The feds kicked in over half billion dollars to help Qantas and its star performer was its loyalty division with $1.2bn in revenues and $341m in earnings.

Freight in the third quarter at least was running at Christmas type activity levels with the national lockdown sparking a flurry of online sales.

Online push continues

Online sales at Wesfarmers increased 60 per cent to $2.1bn, including its Catch group which is an online retailer.

Some divisions like Officeworks have led the way, with online sales increasing over the year from 27 to 30 per cent of sales, compared with Bunnings at just 2 per cent.

Target now stands at 9 per cent, increasing from 7.2 to 11.5 per cent of sales over the year, and from 3.7 to 6.7 per cent at Kmart.

The lockdown in New Zealand fast-forwarded the online push out of necessity so it now accounts for 6 per cent of total sales.

Home Depot, which is the US Bunnings, has 9 per cent of its sales online which is obviously where Bunnings is headed, and chief Mike Schneider says he will be guided by customer demand.

During the pandemic customers were encouraged to look at the website before going to the store to speed up sales turnover and, as with JB Hi-Fi, more efficient consumers helped increase stock turnover and in the process reduce working capital.

This in part helped Bunnings to increase returns on capital by 11.5 per cent to a stunning 62 per cent.

Bunnings accounts for half of Wesfarmers revenue and 62 per cent of earnings, and in all the different retail bands accounts for around 78 per cent of earnings.

The company is better described as a retailer with a chemical plant tacked on than a true conglomerate, and chief Rob Scott is doing his best to sharpen performance through among other initiatives his Advanced Analytics centre under Alan Lowthorpe and acquisitions like Catch to spread the online religion.

The aforementioned Home Depot has just posted its best sales performance for 20 years which shows the COVID-inspired home maintenance boom is a global phenomenon.

The question is whether the sales boom is short term or whether consumers have really changed.

Schneider is non-committal and says products like paint, outdoor furniture and BBQs are more pull-forward sales because you are only going to paint your deck in Eltham once this year. The international trip you has planned is off so why not spend the $10,000 you had saved on a new bathroom?

Garden sales are booming which is good for Bunnings and good for mental health and maybe that’s a long-term trend.

Medibank margin

COVID trends are everywhere in areas like digitisation, telehealth and maybe private health insurance with Medibank enjoying a mini boom in the first few weeks of the financial year with new policy sales totalling 21,000 against the full year norm of around 10,600.

It’s early days but a trend to watch and Medibank has performed well with pre-tax margins last year at 7.8 per cent against the industry average of 2.8 per cent, down from 4.9 per cent a year ago.

Having just acquired its first hospital in Sydney, providing $9m in capital, the strategy is to reduce time spent in hospital so your next knee operation is done and you’re home a couple of days later.

Next focus is hernias which tend to be overnight jobs in Australia but day procedures in other markets.
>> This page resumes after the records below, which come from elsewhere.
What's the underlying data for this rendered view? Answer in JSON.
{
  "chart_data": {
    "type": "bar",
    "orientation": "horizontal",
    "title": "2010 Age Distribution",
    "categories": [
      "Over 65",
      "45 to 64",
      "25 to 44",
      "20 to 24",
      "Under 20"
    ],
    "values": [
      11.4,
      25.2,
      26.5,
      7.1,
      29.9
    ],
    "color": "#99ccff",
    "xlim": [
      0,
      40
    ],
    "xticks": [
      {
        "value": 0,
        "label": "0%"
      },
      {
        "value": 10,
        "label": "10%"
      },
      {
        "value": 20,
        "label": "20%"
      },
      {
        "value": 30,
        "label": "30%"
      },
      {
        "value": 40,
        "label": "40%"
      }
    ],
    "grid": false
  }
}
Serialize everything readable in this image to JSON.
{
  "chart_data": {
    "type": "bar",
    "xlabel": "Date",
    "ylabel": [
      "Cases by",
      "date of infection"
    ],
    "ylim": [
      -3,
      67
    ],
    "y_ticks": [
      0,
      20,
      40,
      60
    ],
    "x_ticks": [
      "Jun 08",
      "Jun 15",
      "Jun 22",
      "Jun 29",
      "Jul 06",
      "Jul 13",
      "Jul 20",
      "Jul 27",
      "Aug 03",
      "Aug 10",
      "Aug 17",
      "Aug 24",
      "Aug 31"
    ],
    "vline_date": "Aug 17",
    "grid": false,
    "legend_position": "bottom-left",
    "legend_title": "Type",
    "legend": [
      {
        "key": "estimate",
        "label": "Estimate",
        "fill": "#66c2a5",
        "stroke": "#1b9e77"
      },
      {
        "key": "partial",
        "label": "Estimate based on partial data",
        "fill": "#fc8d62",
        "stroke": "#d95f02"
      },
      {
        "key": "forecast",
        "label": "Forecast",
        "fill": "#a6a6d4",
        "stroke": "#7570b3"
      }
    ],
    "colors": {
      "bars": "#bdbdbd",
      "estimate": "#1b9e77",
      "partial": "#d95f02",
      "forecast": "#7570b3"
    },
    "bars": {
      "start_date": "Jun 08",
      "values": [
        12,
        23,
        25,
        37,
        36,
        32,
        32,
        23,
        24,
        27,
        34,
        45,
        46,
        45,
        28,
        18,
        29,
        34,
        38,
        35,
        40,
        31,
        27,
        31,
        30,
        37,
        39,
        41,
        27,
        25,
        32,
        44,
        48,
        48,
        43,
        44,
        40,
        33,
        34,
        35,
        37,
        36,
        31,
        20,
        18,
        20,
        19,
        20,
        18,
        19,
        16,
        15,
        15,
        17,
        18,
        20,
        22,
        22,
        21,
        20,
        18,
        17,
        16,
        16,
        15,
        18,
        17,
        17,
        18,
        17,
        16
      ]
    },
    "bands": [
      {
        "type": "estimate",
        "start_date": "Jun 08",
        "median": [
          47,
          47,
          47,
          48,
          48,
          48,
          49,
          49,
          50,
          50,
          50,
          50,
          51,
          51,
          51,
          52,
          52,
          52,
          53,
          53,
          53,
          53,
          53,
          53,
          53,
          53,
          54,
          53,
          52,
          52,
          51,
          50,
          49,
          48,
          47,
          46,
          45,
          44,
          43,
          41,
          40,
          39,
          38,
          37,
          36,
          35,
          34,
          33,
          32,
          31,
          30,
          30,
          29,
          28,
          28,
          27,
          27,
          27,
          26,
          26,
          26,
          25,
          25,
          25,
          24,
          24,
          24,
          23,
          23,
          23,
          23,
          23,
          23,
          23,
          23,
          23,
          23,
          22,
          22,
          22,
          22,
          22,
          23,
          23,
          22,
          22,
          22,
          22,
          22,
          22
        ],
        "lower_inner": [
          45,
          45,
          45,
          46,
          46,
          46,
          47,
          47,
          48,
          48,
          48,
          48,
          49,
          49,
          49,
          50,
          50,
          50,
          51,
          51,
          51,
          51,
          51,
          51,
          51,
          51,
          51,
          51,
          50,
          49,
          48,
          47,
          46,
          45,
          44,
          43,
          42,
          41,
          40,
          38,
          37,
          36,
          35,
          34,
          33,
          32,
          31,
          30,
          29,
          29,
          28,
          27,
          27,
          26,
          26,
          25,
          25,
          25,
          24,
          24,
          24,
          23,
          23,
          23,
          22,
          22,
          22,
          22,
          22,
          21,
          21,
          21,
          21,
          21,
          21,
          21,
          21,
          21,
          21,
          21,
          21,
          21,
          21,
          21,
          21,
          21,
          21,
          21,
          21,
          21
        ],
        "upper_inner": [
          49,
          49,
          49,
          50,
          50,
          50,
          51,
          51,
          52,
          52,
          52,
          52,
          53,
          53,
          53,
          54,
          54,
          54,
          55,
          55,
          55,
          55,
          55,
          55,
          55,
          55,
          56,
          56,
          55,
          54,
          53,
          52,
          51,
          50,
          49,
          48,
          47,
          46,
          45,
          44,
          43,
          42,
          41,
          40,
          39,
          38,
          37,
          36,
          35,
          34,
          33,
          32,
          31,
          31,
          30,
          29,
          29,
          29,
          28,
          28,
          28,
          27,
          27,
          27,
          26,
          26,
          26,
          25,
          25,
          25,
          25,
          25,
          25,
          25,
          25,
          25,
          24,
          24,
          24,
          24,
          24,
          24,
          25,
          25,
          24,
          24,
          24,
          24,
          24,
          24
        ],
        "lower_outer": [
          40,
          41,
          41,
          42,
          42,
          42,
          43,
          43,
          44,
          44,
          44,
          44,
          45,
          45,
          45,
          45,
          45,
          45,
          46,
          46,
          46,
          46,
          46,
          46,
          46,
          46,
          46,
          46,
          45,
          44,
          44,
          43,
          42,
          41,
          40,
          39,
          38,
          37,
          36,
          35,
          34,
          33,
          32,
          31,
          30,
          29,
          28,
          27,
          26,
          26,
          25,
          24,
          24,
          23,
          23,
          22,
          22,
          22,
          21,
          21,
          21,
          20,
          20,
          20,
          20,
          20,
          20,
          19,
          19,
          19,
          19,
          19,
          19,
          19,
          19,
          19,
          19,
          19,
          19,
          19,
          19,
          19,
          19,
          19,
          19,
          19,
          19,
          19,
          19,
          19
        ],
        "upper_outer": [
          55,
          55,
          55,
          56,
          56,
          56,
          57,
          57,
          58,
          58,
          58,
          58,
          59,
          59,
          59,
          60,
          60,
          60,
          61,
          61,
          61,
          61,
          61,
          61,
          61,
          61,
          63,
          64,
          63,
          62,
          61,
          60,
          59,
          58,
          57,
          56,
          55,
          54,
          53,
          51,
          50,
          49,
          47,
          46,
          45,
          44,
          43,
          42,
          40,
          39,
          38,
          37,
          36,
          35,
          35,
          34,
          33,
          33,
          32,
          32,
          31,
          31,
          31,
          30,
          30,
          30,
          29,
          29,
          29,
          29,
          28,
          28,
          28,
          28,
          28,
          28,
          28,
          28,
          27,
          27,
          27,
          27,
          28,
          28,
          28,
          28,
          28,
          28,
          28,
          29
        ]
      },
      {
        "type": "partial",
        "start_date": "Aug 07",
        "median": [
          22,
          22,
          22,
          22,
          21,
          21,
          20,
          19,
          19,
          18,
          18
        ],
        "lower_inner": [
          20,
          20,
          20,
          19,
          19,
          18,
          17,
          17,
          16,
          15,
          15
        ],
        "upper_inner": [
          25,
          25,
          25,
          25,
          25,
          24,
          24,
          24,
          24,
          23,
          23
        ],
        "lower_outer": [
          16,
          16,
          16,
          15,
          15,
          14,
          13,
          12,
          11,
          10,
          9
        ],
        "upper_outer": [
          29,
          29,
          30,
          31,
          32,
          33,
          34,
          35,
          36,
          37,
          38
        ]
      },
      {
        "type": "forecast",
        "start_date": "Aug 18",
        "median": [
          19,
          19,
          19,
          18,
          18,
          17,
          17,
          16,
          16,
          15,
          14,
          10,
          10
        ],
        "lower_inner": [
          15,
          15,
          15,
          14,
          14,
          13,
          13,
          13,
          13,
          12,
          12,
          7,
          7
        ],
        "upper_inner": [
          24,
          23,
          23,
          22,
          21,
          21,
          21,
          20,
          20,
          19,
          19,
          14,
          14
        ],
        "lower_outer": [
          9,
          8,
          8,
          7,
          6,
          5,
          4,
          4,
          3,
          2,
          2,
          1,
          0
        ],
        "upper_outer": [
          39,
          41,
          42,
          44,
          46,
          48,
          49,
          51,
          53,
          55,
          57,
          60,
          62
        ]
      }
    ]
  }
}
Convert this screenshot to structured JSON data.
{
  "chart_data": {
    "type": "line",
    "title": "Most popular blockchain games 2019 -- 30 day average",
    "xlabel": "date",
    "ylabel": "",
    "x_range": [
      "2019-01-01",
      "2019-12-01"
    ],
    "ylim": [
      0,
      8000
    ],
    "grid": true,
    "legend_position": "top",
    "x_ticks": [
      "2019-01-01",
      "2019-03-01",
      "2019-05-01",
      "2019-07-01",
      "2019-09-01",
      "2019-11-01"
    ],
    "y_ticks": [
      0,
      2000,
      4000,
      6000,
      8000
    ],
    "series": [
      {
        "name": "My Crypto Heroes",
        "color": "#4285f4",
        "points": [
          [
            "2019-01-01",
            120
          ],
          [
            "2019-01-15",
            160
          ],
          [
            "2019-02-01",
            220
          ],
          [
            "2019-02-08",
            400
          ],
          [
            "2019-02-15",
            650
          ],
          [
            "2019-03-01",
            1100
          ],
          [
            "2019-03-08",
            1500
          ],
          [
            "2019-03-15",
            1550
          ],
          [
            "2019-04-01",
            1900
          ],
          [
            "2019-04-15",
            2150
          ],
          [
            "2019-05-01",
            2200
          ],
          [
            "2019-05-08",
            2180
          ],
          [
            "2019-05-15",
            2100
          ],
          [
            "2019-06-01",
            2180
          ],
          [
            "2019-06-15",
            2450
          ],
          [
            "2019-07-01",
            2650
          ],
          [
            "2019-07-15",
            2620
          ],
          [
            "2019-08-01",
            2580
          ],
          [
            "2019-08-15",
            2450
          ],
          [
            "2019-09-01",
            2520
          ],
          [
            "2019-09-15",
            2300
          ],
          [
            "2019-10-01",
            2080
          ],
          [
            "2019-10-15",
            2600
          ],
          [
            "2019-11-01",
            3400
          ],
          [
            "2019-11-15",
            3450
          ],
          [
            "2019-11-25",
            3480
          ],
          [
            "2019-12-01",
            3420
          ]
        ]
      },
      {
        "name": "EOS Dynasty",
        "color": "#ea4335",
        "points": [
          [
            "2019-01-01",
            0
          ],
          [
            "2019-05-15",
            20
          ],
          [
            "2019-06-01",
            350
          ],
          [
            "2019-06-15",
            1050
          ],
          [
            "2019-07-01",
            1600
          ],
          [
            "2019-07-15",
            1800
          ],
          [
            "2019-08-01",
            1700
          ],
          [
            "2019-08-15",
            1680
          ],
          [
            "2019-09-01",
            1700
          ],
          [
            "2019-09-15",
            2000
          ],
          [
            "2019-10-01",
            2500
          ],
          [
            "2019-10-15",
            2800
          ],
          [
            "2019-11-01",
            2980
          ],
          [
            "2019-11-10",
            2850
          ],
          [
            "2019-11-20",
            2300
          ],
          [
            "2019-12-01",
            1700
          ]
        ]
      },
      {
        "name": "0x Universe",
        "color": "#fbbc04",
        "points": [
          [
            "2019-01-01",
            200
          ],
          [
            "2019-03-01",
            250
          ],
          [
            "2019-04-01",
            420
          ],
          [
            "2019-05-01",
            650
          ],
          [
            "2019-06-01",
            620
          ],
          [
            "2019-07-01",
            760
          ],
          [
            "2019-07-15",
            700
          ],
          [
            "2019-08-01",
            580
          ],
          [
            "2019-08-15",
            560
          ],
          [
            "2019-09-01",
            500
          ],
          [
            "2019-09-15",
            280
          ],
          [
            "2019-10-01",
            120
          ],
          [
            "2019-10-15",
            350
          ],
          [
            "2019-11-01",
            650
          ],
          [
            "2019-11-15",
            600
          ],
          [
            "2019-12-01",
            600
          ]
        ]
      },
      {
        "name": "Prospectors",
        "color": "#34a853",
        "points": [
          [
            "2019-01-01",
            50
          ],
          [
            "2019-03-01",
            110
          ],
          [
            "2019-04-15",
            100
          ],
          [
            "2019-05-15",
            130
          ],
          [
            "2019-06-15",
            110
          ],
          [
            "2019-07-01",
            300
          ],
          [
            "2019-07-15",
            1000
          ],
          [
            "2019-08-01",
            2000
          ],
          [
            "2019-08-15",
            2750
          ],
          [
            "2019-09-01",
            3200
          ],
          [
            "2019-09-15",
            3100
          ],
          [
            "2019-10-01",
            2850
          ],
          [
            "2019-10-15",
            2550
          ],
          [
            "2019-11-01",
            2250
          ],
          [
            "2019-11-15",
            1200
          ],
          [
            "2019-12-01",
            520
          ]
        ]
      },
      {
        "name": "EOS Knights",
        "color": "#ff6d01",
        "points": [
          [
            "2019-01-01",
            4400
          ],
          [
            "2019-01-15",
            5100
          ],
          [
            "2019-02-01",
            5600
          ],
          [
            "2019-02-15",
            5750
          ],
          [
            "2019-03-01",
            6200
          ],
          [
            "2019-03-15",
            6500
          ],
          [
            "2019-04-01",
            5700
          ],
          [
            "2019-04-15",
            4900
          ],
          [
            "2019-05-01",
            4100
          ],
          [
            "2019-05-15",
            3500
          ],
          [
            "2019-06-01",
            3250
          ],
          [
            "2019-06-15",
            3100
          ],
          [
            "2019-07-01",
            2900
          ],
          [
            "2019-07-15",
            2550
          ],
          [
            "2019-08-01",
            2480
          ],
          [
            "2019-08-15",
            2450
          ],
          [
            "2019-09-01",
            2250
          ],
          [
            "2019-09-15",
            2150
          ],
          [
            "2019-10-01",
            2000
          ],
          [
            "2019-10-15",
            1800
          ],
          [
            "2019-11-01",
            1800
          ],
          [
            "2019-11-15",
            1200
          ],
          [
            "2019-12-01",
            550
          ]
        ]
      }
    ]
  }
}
The hope is budget reforms increase coverage of at-home medicine and the industry also wants an increase in the Medicare levy to push people into private health and an increase in the cut-off for family plans from 25 to 30 years old to keep younger people involved in private health.

Musical chairs

Elizabeth Alexander took Medibank public as chair and after seven years will hand over the reins to former IAG boss Mike Wilkins. There is something in the tea leaves because Origin chair Gordon Cairns has also decided to leave after seven years, handing over to former investment banker Scott Perkins.

Cairns was on the board for 13 years and presided over Grant King’s 16-year reign before handing over to Frank Calabria four years ago. Cairns will keep the chair at Woolworths

Both new chairs will have the job of finding the next CEOs of their respective companies.